The question of economic discrepancy or income discrepancy is something that is probably more significant in the matchmaking business, particularly for older people (let's say that's over 35) than, say, the age difference issue.

So how important is it to ensure that a couple have a comparatively similar financial situation?

In a hitherto relatively macho kiwi culture, having women earning big money has created issues for men more than the women, in our experience at Matchcompany.

Interestingly however, there have highly successful matches we have made where the couple have totally different financial circumstances. However, there have also been many where one or other of the couple we have introduced have indicated that financial or economic reasons were a reason why a relationship may not work.

But times are changing fast in terms of the earning power of women and - more slowly - the expectations of men.

As women have climbed the career ladder and earned a great deal more than ever before it is often the case that they are earning far more than the men we have available for introductions. In fact, it never ceases to amaze me the number of women who are doctors, accountants, senior managers, entrepreneurs and the like who are earning very substantial annual incomes.

Men, on the other hand, have been far fewer in terms of achieving that degree of financial security as a broad rule.

Today, every piece of research internationally and locally shows that more women than ever are married to men with less educational qualifications and lower incomes.

I know that in the US, for instance, a Pew study* showed that women's earnings grew by over 44 per cent iin the 50 years from 1970, compared to six per cent for men. That is a major differential and I doubt whether much is different in New Zealand.

So how to deal with that from a dating perspective?

It depends upon the men, earning less, and the women, earning more, how they handle that situation. A variety of personal, emotional and other factors come into play, not just financial.

But, equally, arguments over money are a key cause of relationship breakup and so this is a vital area of interest for anyone looking to enter any relationship involving income disparity.

The important thing is not the disparity of wealth, it is an understanding between the parties and an acceptance of how that is to be handled. A couple needs to understand important issues, including:

- Do the couple accept the current, or future situation regarding the disparity?

- Are the goals of the couple similar? Do you both share the same aspirations and how they will be paid for?

- Are the respective roles of the parties in alignment? For instance, is it accepted and understood that one party (the major earner) will continue earning while the other handles other aspects of their lives together without fear of retribution, jealousy or resentment?

- Are there shared goals for both parties, such as for further education or personal development so that both feel fulfilled in what they want to achieve?

- Are you objectives financially in alignment also so far as your approach to debt and saving? Is there a major 'spender' in the partnership, which could lead to conflict, even if he or she is the major earner?

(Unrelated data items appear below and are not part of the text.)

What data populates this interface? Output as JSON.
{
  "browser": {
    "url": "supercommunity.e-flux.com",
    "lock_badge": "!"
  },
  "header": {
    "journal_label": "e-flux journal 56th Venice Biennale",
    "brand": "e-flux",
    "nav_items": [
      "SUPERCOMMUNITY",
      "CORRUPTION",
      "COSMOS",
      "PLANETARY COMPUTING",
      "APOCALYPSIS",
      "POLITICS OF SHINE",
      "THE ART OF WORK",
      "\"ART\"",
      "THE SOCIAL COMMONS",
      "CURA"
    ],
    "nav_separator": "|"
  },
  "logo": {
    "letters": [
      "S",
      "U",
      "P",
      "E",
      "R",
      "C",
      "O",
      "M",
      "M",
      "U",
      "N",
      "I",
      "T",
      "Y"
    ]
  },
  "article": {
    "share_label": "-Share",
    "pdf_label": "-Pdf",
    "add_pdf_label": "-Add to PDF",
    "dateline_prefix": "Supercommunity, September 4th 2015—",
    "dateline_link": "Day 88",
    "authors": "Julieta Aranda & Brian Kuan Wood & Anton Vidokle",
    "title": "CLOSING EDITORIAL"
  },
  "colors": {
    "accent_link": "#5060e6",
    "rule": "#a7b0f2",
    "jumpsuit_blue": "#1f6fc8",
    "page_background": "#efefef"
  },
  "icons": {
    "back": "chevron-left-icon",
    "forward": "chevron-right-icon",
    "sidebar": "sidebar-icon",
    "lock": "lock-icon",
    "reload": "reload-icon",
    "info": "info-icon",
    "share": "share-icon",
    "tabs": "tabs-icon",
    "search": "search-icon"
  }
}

Overall, the most important consideration is the respect each partner has for the other with a 'cards on the table' approach where all matters, not just financial, are addressed in an open and honest manner. Once the relative 'business side' of the relationship is discussed and understood the emotional, personal issues can be more successfully dealt with.

A man or woman with little money can contribute more to a relationship than a parter earning or having plenty, but who creates controls or issues that can torpedo an otherwise successful partnership.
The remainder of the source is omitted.